Размер шрифта
-
+

Опасная профессия - стр. 19

Однако экспериментальная проверка этой теории оказалась исключительно трудной. Для этого нужно было выделять в чистом виде какие-то индивидуальные белки, ферменты или гормоны и определять их специфическую удельную активность. Теоретически в этом случае, например, 1 мг фермента каталазы или гормона инсулина, выделенных из тканей старых животных, по своей активности был бы ниже, чем 1 мг этих же белков, выделенных из тканей молодых животных. Проведение таких анализов в условиях кафедры агрохимии было нереальным. В качестве экспериментальной темы на 1952–1953 годы я выбрал лишь изучение активности синтеза белков в листьях бобовых культур в зависимости от возраста листьев и возраста растений. Этот синтез можно было связать и с действием азотных удобрений. Это был простой проект, не суливший каких-либо открытий.

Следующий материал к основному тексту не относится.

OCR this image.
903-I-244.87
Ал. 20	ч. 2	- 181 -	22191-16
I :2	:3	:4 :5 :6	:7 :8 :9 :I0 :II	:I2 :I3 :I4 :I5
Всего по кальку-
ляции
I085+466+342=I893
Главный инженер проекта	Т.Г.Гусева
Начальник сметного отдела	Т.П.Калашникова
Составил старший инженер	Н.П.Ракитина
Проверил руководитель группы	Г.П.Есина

Направление моих теоретических исследований существенно изменилось летом 1953 года после сенсационных открытий – двуспиральной структуры ДНК и механизма ее репродукции, сделанных в Кембридже Дж. Уотсоном (J. Watson) и Ф. Криком (F. Crick). Стало очевидным, что синтез белков контролируется нуклеиновыми кислотами каким-то сложным путем переноса информации и что «ошибки синтеза» могут происходить именно в этой фазе самообновления.

В мае 1954 года меня и аспиранта Евгения Федорова пригласил к себе в кабинет заведующий кафедрой А. Г. Шестаков и с видом конспиратора сообщил: «Ребята, я достал немного радиоактивного фосфора… нужно придумать какие-то новые опыты с использованием меченых атомов… – И он достал из жилетного кармана довольно большую ампулу. – Здесь 30 милликюри. Период полураспада четырнадцать дней. В течение двух-трех месяцев можно проводить измерения активности. Счетчики Гейгера мы на днях закажем и привезем». С этими словами он передал ампулу мне. Я был очень рад такому повороту в работе. Использование радиоактивных изотопов в биохимии растений создавало множество новых возможностей. Можно было начать и изучение синтеза нуклеиновых кислот, которые содержат в своей структуре атомы фосфора.

В моей библиотеке уже имелось несколько переводных руководств по использованию меченых атомов в исследованиях по физиологии и биохимии. Радиоактивный фосфор (P32) имел жесткое бета-излучение большой энергии, которое проникало на один-полтора сантиметра внутрь тканей. 30 милликюри – очень большая доза, в жилетном кармане эта ампула могла за короткий срок вызвать радиационный ожог, повредив у Шестакова подкожные слои как раз в районе сердца. Я мог слегка повредить кожу на кончиках пальцев, держа ампулу в руках несколько минут. Но каких-либо средств защиты или дистанционной манипуляции у нас в то время еще не было. Шестаков, возможно, принес ампулу из соседней засекреченной лаборатории биофизики. Она входила в состав нашей кафедры, и в ней, как мы знали, работы с радиоактивностью и излучениями велись уже несколько лет. Для этого была своя, «закрытая», секция вегетационного домика. Этой лабораторией руководил профессор Всеволод Маврикиевич Клечковский, который совмещал работу в ней с преподаванием агрохимии студентам.